Music awakens memories in those with dementia

The Music & Memory program Image courtesy of the Arts Health Institute

This article first appeared on SBS Life on January 11, 2016.

Precious moments of connection can be rare for those who have loved ones with late stage dementia. The Music & Memory program introduced to Australia last November may help overcome this.

The Music & Memory program, developed by US social worker Dan Cohen, was the subject of the heartwarming 2014 documentary Alive Inside. The film chronicled Cohen’s work with the program, which involves the creation of personalised playlists on iPods played on headphones to those with dementia and other chronic cognitive and physical impairments.

The program, which is in place across hundreds of aged care facilities in the US and Canada was, with Cohen’s support, brought to Australia via the Arts Health Institute (AHI), a non-profit organisation that brings arts programs to healthcare. There are currently eight accredited facilities in NSW and the ACT, though CEO Dr Maggie Haertsch hopes to see the program adopted by many more facilities nationally.

Haertsch says the program can be “transformative” for participants and their families. The music awakens a part of the brain not impacted by dementia and evokes responses, such as singing and movement, and brief moments of reconnection with loved ones.

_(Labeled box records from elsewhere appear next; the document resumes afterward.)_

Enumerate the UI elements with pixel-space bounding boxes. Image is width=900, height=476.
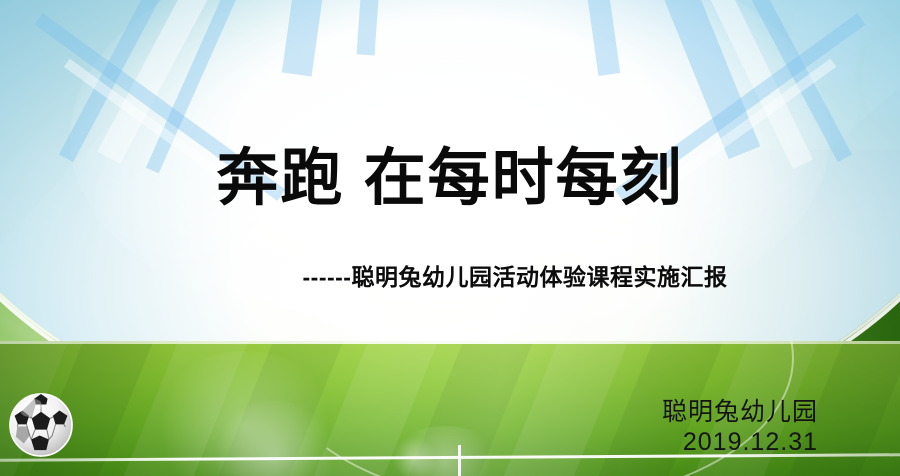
presentation-date: 2019.12.31	[683, 428, 818, 457]
soccer-ball-icon	[8, 392, 74, 458]
presentation-slide: 奔跑 在每时每刻 ------聪明兔幼儿园活动体验课程实施汇报 聪明兔幼儿园 2…	[0, 0, 900, 476]
pitch-halfway-line	[458, 445, 461, 476]
slide-title: 奔跑 在每时每刻	[0, 148, 900, 210]
organization-name: 聪明兔幼儿园	[662, 392, 818, 428]
field-horizon-line	[0, 341, 900, 344]
slide-subtitle: ------聪明兔幼儿园活动体验课程实施汇报	[0, 258, 900, 292]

This from Alive Inside, features Henry, a usually inert man with dementia, who, after listening to his favourite music, managed to sing and speak.

It was this footage that captured the attention of Haertsch.

“When I saw it, I thought it was quite extraordinary, something as simple and elegant as a person’s playlist being played to them through an iPod. It was just so easy to do. Why shouldn’t we be doing this?”

Since the rollout of the Music & Memory program here in Australia, Haertsch is upbeat about the results in participants.

“Anecdotally we have observed changes in mood that can last several hours and alertness immediately following [a listening session] can generally last around 20 minutes, but everyone is different and responds differently.”

She cites the story of a man, let’s call him Tony. He had quite advanced dementia and was cared for by his wife at home.

“Music was a really big part of their lives, they met doing dancing together in the fifties. They would meet at the local town hall, that’s how their courting started. In fact, his wife had never danced with anyone else since meeting her husband – and that was 58 years ago.”

Tony is a man with a peaceful temperament. When Haertsch and a community care provider visited Tony last December, they played him Rock Around The Clock by Bill Haley and His Comets – a song he and his wife used to dance to.

Tony at the time was sitting at the kitchen table, with his wife, colouring in. When he heard the music, “his feet would not stop jigging under the table,” recounts Haertsch. “His body was moving in time with the music! He was back there – at the town hall, back in the fifties, with his wife dancing. He could not stop laughing; his wife could not stop crying.”

This type of response is not uncommon, with the program predominantly delivering positive outcomes. Sometimes there are tears; however these tears are often of joy or recognition.

On rare occasions there are negative reactions, but Haertsch says, “it might be because we haven’t found the right music for them yet”.

Indeed finding the right type of music is central to the success of the program, which is personalised to individual music tastes. Training is provided through regular webinars and occasional site visits and is complemented by an online forum and special mini conferences. This helps staff, carers and volunteers identify the right type of music (family help play a key role in this); observe and understand the participants’ responses (including those who are non-verbal) to the music; create and refine playlists; and understand when and how they should be played. Service providers are encouraged to give participants’ access to the music 24/7 based on when they want or need it.

Music-led therapies have been found to benefit both participants and carers. A 2015 study by the Anglia Ruskin University in Cambridge on the impact of music therapy to dementia patients found it improved participants’ dementia symptoms and general wellbeing, while also leading to a decline in occupational disruptiveness to staff.

While a 2012 survey conducted by the US Music & Memory organisation based on qualitative assessments by staff of accredited facilities found 71 per cent believed the program helped many residents suffering from anxiety.

Allity RedLeaf Manor Aged Care in the Sydney suburb of Concord implemented the Music & Memory program in December, 2015. Erin Sharp, its GM, says she was surprised at the immediacy of the results, particularly with one resident who “had become removed from society” and whose conversations were generally garbled.

Sharp says, “With the headphones on she started singing, she knew all the words to Jerusalem off by heart! She started to recall the memories of that particular song and then had this really normal conversation with her husband and her children who were there. They were stunned and overwhelmed by what they saw.”